Sherlock had once told John that he could delete things from his memory at will, but he found that he could not do the same with anything that involved John himself. And over time, he found that he wasn't willing to. Now his hard drive is cramped and nearly full, because John had insinuated himself into every aspect of Sherlock's life, so that everything, every inaccurate hypothesis, every insignificant detail had John in it somewhere. Somehow.
So Sherlock remembers. He has glass in his chest now, minute shards breaking off from his heart (the one he told Moriarty didn't exist) every second, with every mile he gets further away from John, the glass sharp and scarlet mixing with his bloodstream, piling up in his veins so that some days he cannot move for the sharp stabbing pains in odd places like his wrist, or three centimeters up from where his heart should still be. They lessen when he recalls John freshly awakened, shuffling round the kitchen with his hair in a mess and commenting on the weather (but John was all the sun he ever wanted in the morning). He remembers sleepy smiles and all the nights they spent buried in each other's skin, all the times John patched him up or vice versa, all the times memorizing London at a breakneck pace. On the nights he huddles in cold, dank alleys waiting for Moriarty's men he warms himself with rooftop races across London, whirling and leaping and running for all they were worth. The week he follows Moran to Amsterdam he actually considers stepping foot—but no, too many memories it would hurt too much it would get him distracted. The weekly emails from Mycroft sustain him even if all they ever contain is the assurance that John is alive and well. (He asked for this, specified exactly how much Mycroft should tell him about John, but it doesn't mean he doesn't wish he had asked for more. That he could ask for more.)
He tries not to think of John. When this doesn't work, he tries not to think of John too much.
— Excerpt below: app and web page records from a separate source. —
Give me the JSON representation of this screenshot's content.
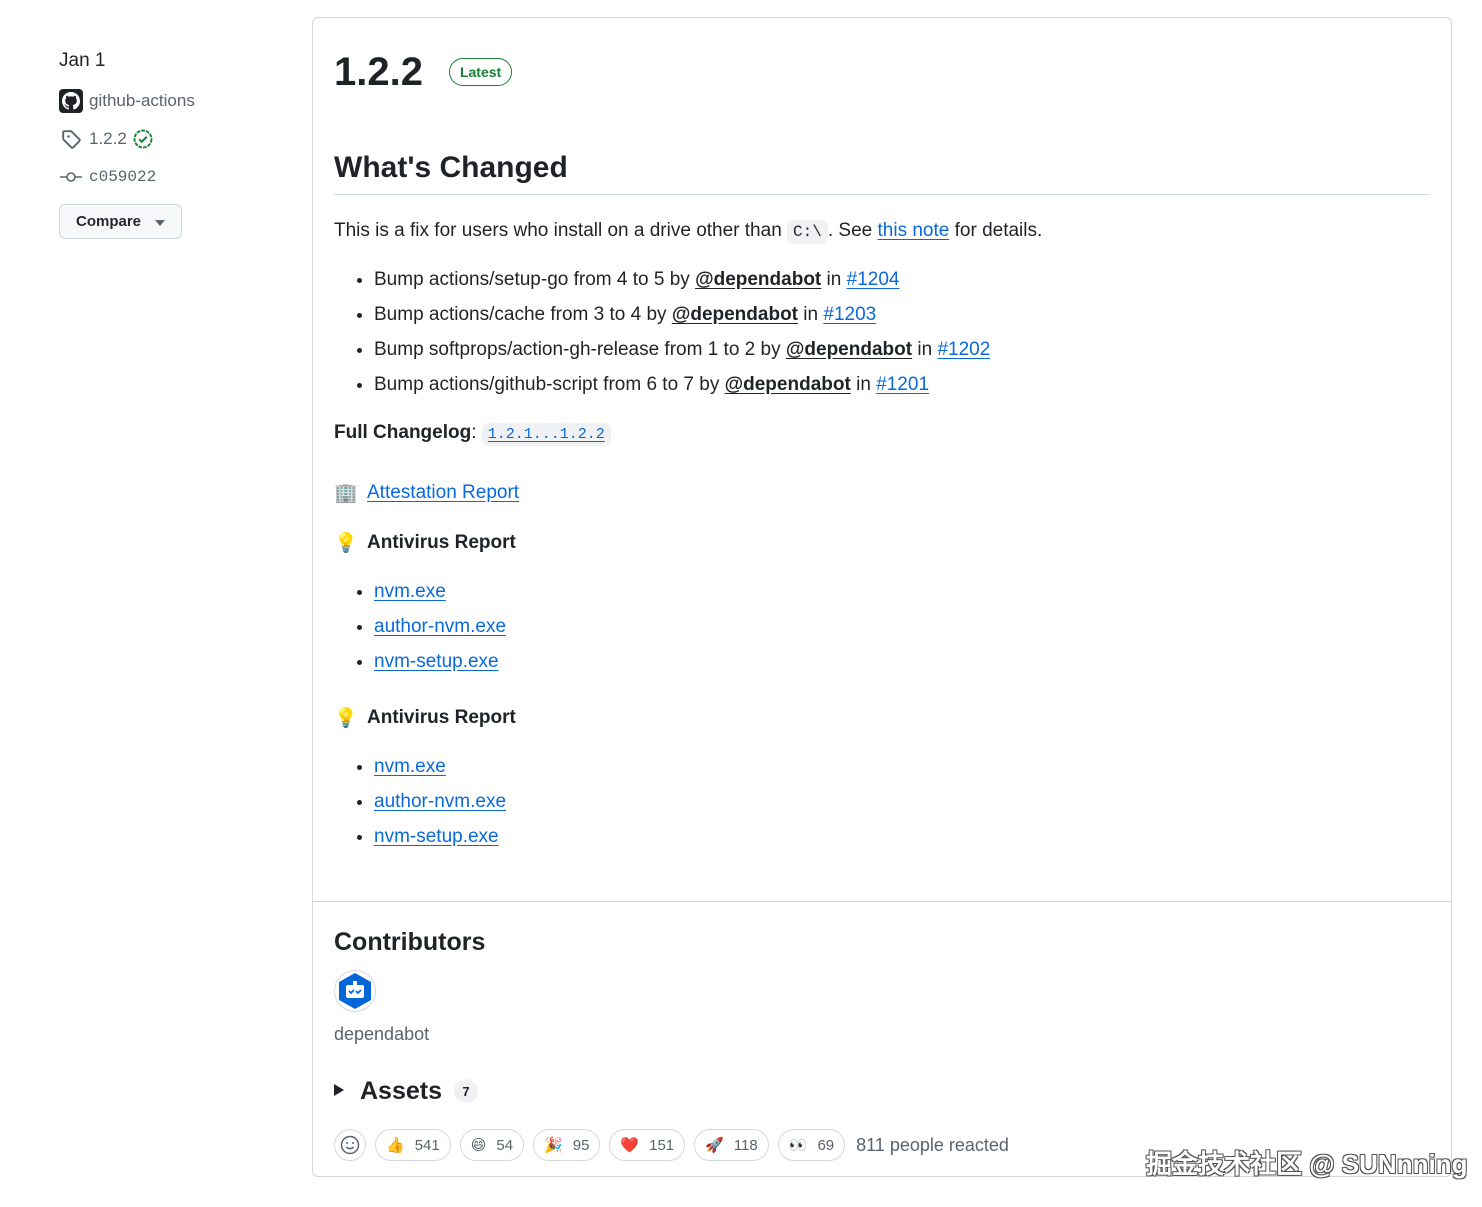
{
  "sidebar": {
    "date": "Jan 1",
    "author": "github-actions",
    "tag": "1.2.2",
    "commit": "c059022",
    "compare_label": "Compare"
  },
  "release": {
    "title": "1.2.2",
    "badge": "Latest",
    "heading": "What's Changed",
    "intro": {
      "before": "This is a fix for users who install on a drive other than ",
      "code": "C:\\",
      "middle": ". See ",
      "link": "this note",
      "after": " for details."
    },
    "bumps": [
      {
        "text": "Bump actions/setup-go from 4 to 5 by ",
        "user": "@dependabot",
        "in": " in ",
        "pr": "#1204"
      },
      {
        "text": "Bump actions/cache from 3 to 4 by ",
        "user": "@dependabot",
        "in": " in ",
        "pr": "#1203"
      },
      {
        "text": "Bump softprops/action-gh-release from 1 to 2 by ",
        "user": "@dependabot",
        "in": " in ",
        "pr": "#1202"
      },
      {
        "text": "Bump actions/github-script from 6 to 7 by ",
        "user": "@dependabot",
        "in": " in ",
        "pr": "#1201"
      }
    ],
    "changelog_label": "Full Changelog",
    "changelog_sep": ": ",
    "changelog_link": "1.2.1...1.2.2",
    "attestation": {
      "emoji": "🏢",
      "label": "Attestation Report"
    },
    "antivirus_sections": [
      {
        "emoji": "💡",
        "label": "Antivirus Report",
        "files": [
          "nvm.exe",
          "author-nvm.exe",
          "nvm-setup.exe"
        ]
      },
      {
        "emoji": "💡",
        "label": "Antivirus Report",
        "files": [
          "nvm.exe",
          "author-nvm.exe",
          "nvm-setup.exe"
        ]
      }
    ]
  },
  "contributors": {
    "heading": "Contributors",
    "name": "dependabot"
  },
  "assets": {
    "label": "Assets",
    "count": "7"
  },
  "reactions": {
    "items": [
      {
        "emoji": "👍",
        "count": "541"
      },
      {
        "emoji": "😄",
        "count": "54"
      },
      {
        "emoji": "🎉",
        "count": "95"
      },
      {
        "emoji": "❤️",
        "count": "151"
      },
      {
        "emoji": "🚀",
        "count": "118"
      },
      {
        "emoji": "👀",
        "count": "69"
      }
    ],
    "summary": "811 people reacted"
  },
  "watermark": "掘金技术社区 @ SUNnning",
  "colors": {
    "link": "#0969da",
    "success": "#1a7f37",
    "border": "#d1d9e0",
    "text": "#1f2328",
    "muted": "#59636e",
    "dependabot_blue": "#0366d6"
  }
}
Some days (and these are the worst; these are the days he feels locked in, the days he opens his eyes and sees nothing, when he breathes it's not air but the mint of Moriarty's breath giggling into him Sherlock, Sherlooooock) he thinks he doesn't deserve John. That he's too filthy, too brash, too rude, too polluted for John beautiful warm clean John to touch him. Perversely these are the days he wants to fling himself back into London, to launch his weak impossible body into the air like a great demented bird and wing his way through stars and smog back to 221B and John, always John. Because John would reassure him, John would tell him he was being an idiot, John who praised him when no one else would, John who would soothe him into sleep and eating, John with the soft lips and soldier's courage who would ignore the barbs and insults which were Sherlock's first line of defense, dodge them like the experienced soldier he was to get to the heart of this high-functioning sociopath and teach him how to love. He had always exploded his genius on the world like a supernova, whether the world liked it or not, but it was John who made him feel like it was okay to do so. Like his existence was appreciated.
God he misses John. His grief is carved into, under, his skin, taking the form of one name. But despite all this he will not, will not come back to England. Not until Moriarty is well and truly dead will Sherlock Holmes consider it safe enough to return to John. No matter how much glass glitters in the salt and silt at the bottom of his feckless heart. He will see this through.
It has been two years, eleven months and thirteen days since the day he left, but come hell or high water, he will see this through.